Speaking at a policy symposium in the capital, Finance and Planning Minister Amir Khosru Mahmud Chowdhury announced a complete ban on political appointments in the financial sector, including the Bangladesh Securities and Exchange Commission (BSEC).
He said the government would appoint only professional and competent individuals to key regulatory positions in a bid to restore investor confidence and strengthen corporate governance.
The announcement boosted market sentiment, triggering a broad-based rally and adding significantly to market capitalisation, according to market insiders.

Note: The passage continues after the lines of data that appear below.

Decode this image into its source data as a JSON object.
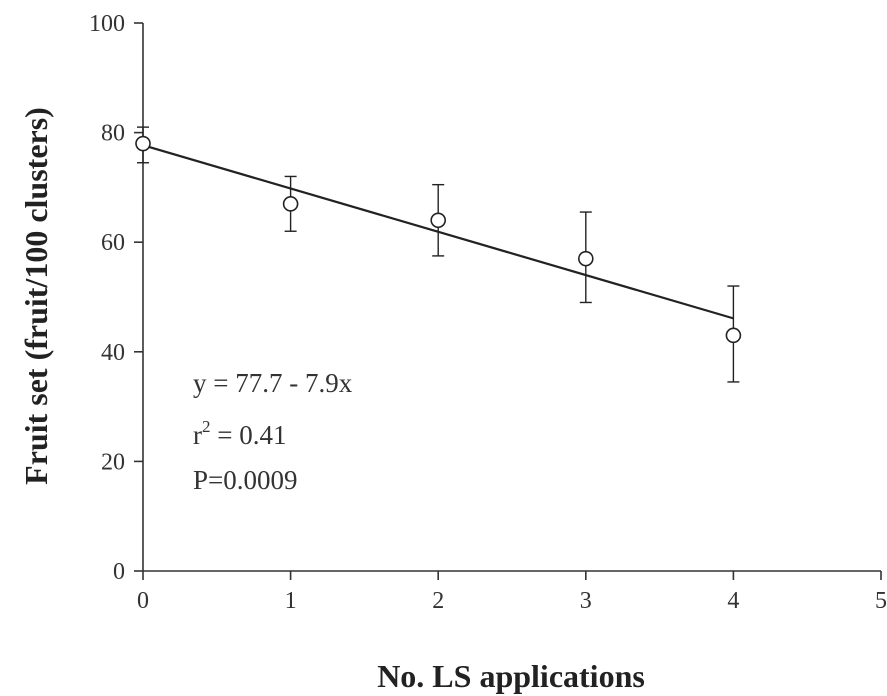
{
  "chart_data": {
    "type": "scatter",
    "title": "",
    "xlabel": "No. LS applications",
    "ylabel": "Fruit set (fruit/100 clusters)",
    "xlim": [
      0,
      5
    ],
    "ylim": [
      0,
      100
    ],
    "x_ticks": [
      0,
      1,
      2,
      3,
      4,
      5
    ],
    "y_ticks": [
      0,
      20,
      40,
      60,
      80,
      100
    ],
    "grid": false,
    "legend": "none",
    "series": [
      {
        "x": [
          0,
          1,
          2,
          3,
          4
        ],
        "y": [
          78,
          67,
          64,
          57,
          43
        ],
        "error_upper": [
          81,
          72,
          70.5,
          65.5,
          52
        ],
        "error_lower": [
          74.5,
          62,
          57.5,
          49,
          34.5
        ],
        "marker": "open-circle",
        "color": "#222222"
      }
    ],
    "fit_line": {
      "intercept": 77.7,
      "slope": -7.9,
      "x_range": [
        0,
        4
      ]
    },
    "annotations": {
      "equation": "y = 77.7 - 7.9x",
      "r_squared_prefix": "r",
      "r_squared_exponent": "2",
      "r_squared_value": " = 0.41",
      "p_value": "P=0.0009"
    }
  }
}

The benchmark DSEX index rose 64 points, or 1.22%, to close at 5,328. Over the past four trading sessions, the index has gained a cumulative 125 points.
The blue-chip DS30 index also advanced strongly, climbing 34 points to finish at 2,030.
Market breadth remained positive, with 217 issues advancing, 117 declining, and 60 remaining unchanged.
Total market capitalisation at the premier bourse increased by Tk5,400 crore in a single day, while turnover rose 4% to Tk902 crore.
The minister also said the government would prioritise improving auditing standards and financial disclosure requirements to rebuild market credibility and attract foreign institutional investors.
According to EBL Securities’ daily market review, the market opened strongly from the first trading bell, supported by aggressive buying in large-cap banking and telecom stocks.
The brokerage house said expectations of meaningful reforms, early signs of domestic macroeconomic stabilisation, and easing geopolitical tensions around the Strait of Hormuz – which had earlier dampened investor risk appetite – helped sustain the rally ahead of the Eid holidays.
Banking and telecom stocks led the gains, with major index contributors including BRAC Bank, Grameenphone, Robi Axiata, Square Pharmaceuticals, and City Bank.
Sector-wise, engineering stocks dominated turnover, accounting for 15.7% of total transactions, followed by pharmaceuticals at 15.4% and general insurance at 12.9%.
The cement sector posted the highest gain, rising 3.3%, followed by services at 2.8% and banking at 2.1%. The information technology sector was the only major laggard, declining 1.9%.
Several loss-making companies also featured among the day’s top gainers, indicating renewed speculative activity among some investors. Meghna Cement Mills topped the gainers’ list with a 9.86% rise, followed by Emerald Oil Industries, Aramit Cement, Regent Textile Mills, and Sena Insurance.
On the losing side, Daffodil Computers shed 9.36%, followed by Premier Leasing & Finance, Apex Spinning & Knitting Mills, and CAPM BDBL Mutual Fund 01.
In terms of liquidity, Asiatic Laboratories emerged as the most traded stock, followed by NCC Bank, RD Food, Mir Akhter Hossain, and Jamuna Bank.
The upbeat mood also spilled over to the Chittagong Stock Exchange (CSE), where key indices posted sharp gains. The Selective Categories’ Index (CSCX) rose 81 points to 9,131, while the All Share Price Index (CASPI) gained 138 points to close at 14,838.
However, turnover at the port city bourse fell 20% to Tk24 crore.